What’s happening in that law school is a preview of the world our industry will be operating in five, ten years from now. The next generation of attorneys—the ones we’ll hire, negotiate with, and face in court—are being trained to think and work alongside AI from day one. And that changes everything.
So, What’s the Big Idea in Mississippi?
Let's quickly look at what's going on. The dean of the law school, John Anderson, isn't just throwing a tech course into the mix for the sake of it. He sees the writing on the wall.
He recognizes that AI isn't just a fancy tool for sorting emails anymore. It's becoming deeply embedded in the practice of law. Think about it: AI can now sift through millions of documents for discovery in a matter of hours, a task that used to take a team of paralegals weeks. It can analyze contracts, predict litigation outcomes, and even help draft legal arguments.
For Dean Anderson, sending new lawyers out into the world without a solid understanding of these tools would be like sending a carpenter to a job site without a power drill. You’re putting them at a massive disadvantage.
So, they’re making it a core part of the curriculum. Not an elective for the tech-savvy kids, but a fundamental requirement for everyone. This is a clear statement: understanding AI is no longer optional in the legal field. It’s a core competency.
Why This Is a Wake-Up Call for Insurance
Okay, back to us. Why does this ripple out and hit the insurance world so hard? Because our two industries are completely intertwined. We operate within the legal frameworks that lawyers create, and we interact with them at nearly every critical point of our business.
When the legal profession fundamentally changes how it works, we have to change with it.
Think About Claims and Litigation
Imagine a future, not too far from now, where a complex liability claim comes in. The plaintiff’s attorney doesn’t just have a team of associates; they have an AI that has already analyzed every similar case in the last 20 years. It’s identified the most successful legal arguments, pinpointed potential weaknesses in your policy language, and even predicted the settlement range with terrifying accuracy.
How do our claims adjusters and defense attorneys compete with that?
If we’re still doing things the old-fashioned way, relying solely on human experience and manual research, we’re walking into a gunfight with a butter knife. The lawyers coming out of programs like Mississippi College's will be armed with technology that gives them incredible speed and analytical power. Our teams need to be just as prepared.
It's Going to Reshape Policy Language
We all know that insurance policies are, at their heart, legal contracts. And they are dense. For decades, the language has been crafted and debated by human legal experts.
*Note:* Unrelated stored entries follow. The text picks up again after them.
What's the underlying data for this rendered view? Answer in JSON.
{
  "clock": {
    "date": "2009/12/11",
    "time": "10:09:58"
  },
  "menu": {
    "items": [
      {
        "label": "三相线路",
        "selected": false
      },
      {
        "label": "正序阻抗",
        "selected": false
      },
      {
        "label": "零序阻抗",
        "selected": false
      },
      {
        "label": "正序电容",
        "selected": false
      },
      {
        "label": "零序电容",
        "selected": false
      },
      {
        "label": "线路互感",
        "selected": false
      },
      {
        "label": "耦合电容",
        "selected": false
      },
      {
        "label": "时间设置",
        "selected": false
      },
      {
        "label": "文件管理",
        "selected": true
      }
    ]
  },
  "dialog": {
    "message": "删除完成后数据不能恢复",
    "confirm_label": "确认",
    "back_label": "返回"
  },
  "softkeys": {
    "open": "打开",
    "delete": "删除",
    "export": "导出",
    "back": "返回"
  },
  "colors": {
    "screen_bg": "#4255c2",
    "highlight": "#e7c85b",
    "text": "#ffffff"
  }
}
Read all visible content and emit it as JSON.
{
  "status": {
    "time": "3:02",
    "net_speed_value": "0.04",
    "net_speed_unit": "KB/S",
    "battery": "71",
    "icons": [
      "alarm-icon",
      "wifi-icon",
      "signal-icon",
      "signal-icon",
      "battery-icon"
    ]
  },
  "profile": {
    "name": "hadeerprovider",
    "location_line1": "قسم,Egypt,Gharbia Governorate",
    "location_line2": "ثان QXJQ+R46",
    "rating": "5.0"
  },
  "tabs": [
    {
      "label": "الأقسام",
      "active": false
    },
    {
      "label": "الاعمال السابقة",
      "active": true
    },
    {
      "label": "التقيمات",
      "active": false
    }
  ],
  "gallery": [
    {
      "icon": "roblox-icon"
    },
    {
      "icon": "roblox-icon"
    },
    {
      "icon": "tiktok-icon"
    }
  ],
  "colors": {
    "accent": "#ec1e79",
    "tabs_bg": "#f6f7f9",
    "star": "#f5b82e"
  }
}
But what happens when AI starts drafting and scrutinizing these documents? An AI can analyze a 100-page commercial liability policy in seconds, cross-referencing it against thousands of court rulings to find ambiguities or loopholes a human might miss.
The lawyers working for carriers, brokers, and our clients will be using these tools. This means we have to be even more precise and forward-thinking in how we construct our policies. It also means we'll need our own tech-savvy legal teams who can use AI to "stress-test" our policy language before it ever goes to market.
The Future of Risk and Regulation
This isn't just about litigation. The lawyers graduating from these new programs will go on to become regulators, judges, and corporate counsel who shape the laws governing our industry.
They will be writing the rules for how insurers can (and can't) use AI in underwriting and pricing. They’ll have a deep, practical understanding of the technology’s capabilities and its pitfalls. Their comfort level and expertise with AI will directly influence the regulatory environment we all have to navigate. If we want a seat at that table, we’d better speak the same language.
It’s Not About Replacing People, It’s About Augmenting Them
Here’s the thing that’s easy to miss. This isn’t a story about robots replacing lawyers, and it’s not about AI replacing claims adjusters or underwriters either.
The vision here is more like creating a "cyborg" professional. It’s about pairing human judgment, empathy, and strategic thinking with the raw processing power of a machine. An experienced adjuster’s gut feeling about a claim is invaluable. But what if you could back up that gut feeling with data from ten thousand similar claims, analyzed in a split second?
That’s the future these law students are being prepared for. They’re being taught to be the human pilot of an incredibly powerful machine.
And that’s the mindset we need to start building in the insurance world, too. We need to see AI not as a threat, but as a tool that can free up our best people from tedious, repetitive work so they can focus on the complex, nuanced parts of the job that truly require a human touch.
This move by a single law school in Mississippi might seem small, but it's a profound signal. The next generation of professionals—the ones who will be our partners and adversaries—are being rebuilt from the ground up with technology at their core. The question we all have to ask ourselves is, are we ready to meet them there?